Since they couldn`t get data from about 10 facilities in those states, the numbers are an undercoverage, the researchers said. The data also does not include abortions given to Texans in other U.S. states. The law, known as Senate Bill 8, prohibits the procedure as early as the sixth week of pregnancy — often before many people realize they are pregnant. Abortions in Texas halved in September compared to the previous year. “What he`s done is radically change the way people receive care and the extent to which they will receive that care,” she said.
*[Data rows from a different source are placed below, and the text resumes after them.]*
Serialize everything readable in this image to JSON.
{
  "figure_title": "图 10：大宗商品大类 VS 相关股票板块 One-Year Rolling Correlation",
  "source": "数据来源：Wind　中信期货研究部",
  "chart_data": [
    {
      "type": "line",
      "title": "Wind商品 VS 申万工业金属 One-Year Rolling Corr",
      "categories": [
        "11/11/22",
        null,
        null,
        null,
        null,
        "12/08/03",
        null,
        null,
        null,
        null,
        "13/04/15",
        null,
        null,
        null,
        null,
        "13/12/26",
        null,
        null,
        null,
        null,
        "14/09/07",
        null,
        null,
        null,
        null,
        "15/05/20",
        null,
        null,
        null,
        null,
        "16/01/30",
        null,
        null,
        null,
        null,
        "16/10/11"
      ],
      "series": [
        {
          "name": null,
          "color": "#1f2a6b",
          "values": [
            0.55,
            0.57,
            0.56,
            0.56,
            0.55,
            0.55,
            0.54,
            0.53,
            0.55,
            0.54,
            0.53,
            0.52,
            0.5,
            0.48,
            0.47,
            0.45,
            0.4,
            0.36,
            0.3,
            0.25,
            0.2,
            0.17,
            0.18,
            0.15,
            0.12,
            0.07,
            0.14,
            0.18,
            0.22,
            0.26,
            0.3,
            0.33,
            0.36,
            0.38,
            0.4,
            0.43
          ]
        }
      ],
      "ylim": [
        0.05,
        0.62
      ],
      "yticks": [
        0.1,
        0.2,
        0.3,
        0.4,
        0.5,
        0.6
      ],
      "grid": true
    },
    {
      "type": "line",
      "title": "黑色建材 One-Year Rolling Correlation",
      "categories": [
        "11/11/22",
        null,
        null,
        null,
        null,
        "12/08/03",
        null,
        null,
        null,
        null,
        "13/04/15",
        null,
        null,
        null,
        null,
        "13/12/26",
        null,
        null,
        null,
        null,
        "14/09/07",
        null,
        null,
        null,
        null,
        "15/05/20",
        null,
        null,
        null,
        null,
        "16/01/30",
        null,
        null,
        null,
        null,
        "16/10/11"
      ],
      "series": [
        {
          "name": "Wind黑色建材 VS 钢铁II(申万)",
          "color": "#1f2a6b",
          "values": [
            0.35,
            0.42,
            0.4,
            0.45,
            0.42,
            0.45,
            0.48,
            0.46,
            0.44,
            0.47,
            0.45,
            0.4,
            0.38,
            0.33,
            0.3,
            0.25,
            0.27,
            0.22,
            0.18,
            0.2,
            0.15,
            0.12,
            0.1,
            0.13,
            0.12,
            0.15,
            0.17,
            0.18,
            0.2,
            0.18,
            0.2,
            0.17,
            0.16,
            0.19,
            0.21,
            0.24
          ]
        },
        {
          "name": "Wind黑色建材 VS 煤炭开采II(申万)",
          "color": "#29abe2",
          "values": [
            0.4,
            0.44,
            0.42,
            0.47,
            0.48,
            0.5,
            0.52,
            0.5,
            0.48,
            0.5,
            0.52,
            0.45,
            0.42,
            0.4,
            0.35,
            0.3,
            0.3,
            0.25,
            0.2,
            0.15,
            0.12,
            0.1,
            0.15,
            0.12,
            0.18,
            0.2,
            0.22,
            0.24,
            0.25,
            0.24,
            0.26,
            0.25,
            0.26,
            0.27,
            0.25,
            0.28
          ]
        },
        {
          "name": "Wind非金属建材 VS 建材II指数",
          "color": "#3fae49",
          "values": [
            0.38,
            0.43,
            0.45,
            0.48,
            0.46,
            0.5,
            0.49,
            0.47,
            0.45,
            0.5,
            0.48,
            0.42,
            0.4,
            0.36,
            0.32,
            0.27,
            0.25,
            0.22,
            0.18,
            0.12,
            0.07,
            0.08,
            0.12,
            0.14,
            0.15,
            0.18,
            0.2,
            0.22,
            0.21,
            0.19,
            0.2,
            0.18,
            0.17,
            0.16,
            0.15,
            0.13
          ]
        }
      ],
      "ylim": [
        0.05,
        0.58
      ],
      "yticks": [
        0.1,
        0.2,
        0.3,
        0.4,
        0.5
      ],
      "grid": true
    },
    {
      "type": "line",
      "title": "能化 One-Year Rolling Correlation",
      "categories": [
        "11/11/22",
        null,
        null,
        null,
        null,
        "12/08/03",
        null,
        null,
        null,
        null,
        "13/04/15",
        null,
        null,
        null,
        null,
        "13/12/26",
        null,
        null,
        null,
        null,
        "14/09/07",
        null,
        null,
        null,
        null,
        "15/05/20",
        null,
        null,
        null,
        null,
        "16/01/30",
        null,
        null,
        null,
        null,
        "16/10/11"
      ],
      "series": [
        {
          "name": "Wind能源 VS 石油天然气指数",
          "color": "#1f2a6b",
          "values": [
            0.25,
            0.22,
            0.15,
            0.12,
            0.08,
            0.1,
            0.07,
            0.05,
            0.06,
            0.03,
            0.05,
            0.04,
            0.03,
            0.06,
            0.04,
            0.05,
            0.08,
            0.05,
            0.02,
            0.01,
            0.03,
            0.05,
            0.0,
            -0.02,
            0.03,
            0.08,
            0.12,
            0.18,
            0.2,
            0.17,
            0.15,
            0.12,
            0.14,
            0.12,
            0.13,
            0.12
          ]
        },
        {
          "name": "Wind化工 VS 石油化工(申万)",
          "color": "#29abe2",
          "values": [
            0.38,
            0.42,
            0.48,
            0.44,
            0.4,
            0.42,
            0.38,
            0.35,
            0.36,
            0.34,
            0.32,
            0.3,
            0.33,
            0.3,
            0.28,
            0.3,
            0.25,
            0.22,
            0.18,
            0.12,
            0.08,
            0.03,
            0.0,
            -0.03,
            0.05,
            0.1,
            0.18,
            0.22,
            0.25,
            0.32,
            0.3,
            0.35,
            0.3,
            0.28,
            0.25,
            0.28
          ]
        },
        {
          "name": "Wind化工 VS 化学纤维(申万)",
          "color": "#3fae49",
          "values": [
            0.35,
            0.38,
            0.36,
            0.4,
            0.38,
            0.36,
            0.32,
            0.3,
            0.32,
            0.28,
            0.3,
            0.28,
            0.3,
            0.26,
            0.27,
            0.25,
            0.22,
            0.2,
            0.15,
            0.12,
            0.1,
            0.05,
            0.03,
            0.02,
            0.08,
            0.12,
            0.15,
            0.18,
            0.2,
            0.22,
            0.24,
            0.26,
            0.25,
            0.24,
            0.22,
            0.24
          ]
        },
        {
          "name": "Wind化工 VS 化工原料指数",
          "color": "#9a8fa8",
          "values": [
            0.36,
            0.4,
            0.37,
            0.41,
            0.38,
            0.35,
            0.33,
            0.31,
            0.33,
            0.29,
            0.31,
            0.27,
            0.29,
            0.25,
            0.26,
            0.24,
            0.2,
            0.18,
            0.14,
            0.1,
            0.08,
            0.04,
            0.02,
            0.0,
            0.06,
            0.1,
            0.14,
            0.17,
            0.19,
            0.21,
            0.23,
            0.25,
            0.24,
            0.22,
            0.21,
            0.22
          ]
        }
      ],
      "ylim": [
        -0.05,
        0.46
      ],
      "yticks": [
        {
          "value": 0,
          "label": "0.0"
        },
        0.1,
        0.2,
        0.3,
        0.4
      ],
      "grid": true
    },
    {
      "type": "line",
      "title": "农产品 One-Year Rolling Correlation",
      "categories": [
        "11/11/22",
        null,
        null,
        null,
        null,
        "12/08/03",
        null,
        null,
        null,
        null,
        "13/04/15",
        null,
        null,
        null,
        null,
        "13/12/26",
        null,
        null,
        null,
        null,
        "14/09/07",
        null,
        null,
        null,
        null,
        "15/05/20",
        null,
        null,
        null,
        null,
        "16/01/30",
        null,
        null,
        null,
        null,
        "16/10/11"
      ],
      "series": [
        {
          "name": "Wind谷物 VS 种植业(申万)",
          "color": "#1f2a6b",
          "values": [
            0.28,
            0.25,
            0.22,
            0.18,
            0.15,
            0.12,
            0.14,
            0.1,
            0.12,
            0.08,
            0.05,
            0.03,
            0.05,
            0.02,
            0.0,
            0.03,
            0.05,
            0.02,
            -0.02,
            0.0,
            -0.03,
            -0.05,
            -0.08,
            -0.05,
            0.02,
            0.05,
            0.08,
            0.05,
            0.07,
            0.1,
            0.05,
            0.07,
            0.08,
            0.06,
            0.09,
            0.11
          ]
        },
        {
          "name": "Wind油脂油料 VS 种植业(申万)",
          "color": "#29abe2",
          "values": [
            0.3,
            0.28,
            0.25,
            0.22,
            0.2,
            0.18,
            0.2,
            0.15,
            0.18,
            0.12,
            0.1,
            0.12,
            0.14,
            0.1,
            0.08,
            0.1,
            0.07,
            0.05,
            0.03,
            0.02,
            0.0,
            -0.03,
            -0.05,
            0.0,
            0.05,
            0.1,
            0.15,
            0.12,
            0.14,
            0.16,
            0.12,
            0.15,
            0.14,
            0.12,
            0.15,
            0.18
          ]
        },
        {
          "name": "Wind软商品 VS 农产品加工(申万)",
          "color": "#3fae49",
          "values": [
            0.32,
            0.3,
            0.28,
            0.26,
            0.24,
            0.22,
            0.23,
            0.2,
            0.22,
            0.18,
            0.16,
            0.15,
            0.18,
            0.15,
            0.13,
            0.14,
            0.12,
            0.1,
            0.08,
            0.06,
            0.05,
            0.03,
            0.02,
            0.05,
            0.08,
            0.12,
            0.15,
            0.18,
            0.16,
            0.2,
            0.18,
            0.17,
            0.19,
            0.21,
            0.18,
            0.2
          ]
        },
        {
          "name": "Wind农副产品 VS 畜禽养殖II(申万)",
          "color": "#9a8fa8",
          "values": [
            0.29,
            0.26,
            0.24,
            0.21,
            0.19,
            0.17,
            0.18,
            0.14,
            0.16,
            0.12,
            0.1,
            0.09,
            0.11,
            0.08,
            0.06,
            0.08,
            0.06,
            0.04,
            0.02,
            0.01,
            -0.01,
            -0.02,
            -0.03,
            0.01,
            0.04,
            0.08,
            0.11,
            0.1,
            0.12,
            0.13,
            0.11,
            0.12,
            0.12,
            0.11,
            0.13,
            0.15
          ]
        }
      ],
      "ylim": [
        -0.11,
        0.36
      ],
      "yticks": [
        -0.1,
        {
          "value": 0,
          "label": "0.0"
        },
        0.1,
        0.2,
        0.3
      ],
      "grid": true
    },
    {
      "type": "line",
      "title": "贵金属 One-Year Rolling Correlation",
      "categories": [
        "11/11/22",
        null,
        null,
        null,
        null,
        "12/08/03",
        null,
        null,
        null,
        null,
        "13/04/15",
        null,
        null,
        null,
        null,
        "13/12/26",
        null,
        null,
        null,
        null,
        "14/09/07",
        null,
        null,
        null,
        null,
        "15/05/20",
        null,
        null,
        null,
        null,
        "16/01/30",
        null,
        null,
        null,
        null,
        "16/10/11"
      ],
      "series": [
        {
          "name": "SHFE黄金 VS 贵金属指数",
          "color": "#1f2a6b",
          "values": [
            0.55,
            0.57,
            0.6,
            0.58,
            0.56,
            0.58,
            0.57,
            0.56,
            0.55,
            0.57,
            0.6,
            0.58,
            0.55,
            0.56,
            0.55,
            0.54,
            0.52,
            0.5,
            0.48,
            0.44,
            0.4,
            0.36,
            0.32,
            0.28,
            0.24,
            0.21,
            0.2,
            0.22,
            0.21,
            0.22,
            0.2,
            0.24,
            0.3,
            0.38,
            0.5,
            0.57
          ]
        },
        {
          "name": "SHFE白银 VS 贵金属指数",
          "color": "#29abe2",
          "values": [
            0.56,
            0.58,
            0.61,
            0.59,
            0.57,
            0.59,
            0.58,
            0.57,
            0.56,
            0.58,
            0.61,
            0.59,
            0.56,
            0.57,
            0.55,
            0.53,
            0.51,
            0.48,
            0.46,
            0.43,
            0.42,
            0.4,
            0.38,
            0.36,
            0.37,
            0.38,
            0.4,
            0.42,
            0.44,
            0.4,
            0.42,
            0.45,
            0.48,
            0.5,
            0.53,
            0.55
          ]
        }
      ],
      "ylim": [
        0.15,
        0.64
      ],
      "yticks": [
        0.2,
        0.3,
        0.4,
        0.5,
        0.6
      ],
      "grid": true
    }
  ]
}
Travel has an economic cost for many of these Texans, she said. “They had to overcome so many obstacles: they had to figure out that they were not eligible for services in Texas,” White said, and then “call many clinics — six or 10 — in other states to try to find a place that had an appointment.” “They delay their bills, they take out loans, they borrow money from families, they borrow cars because their car is unreliable,” she said.
“[They are] unable to buy food for their families to cover the costs of their travel and departure from the state.” White said many of these states have been invaded by patients from Texas. Some also had their own restrictions on the procedure, she said, which required waiting and several visits.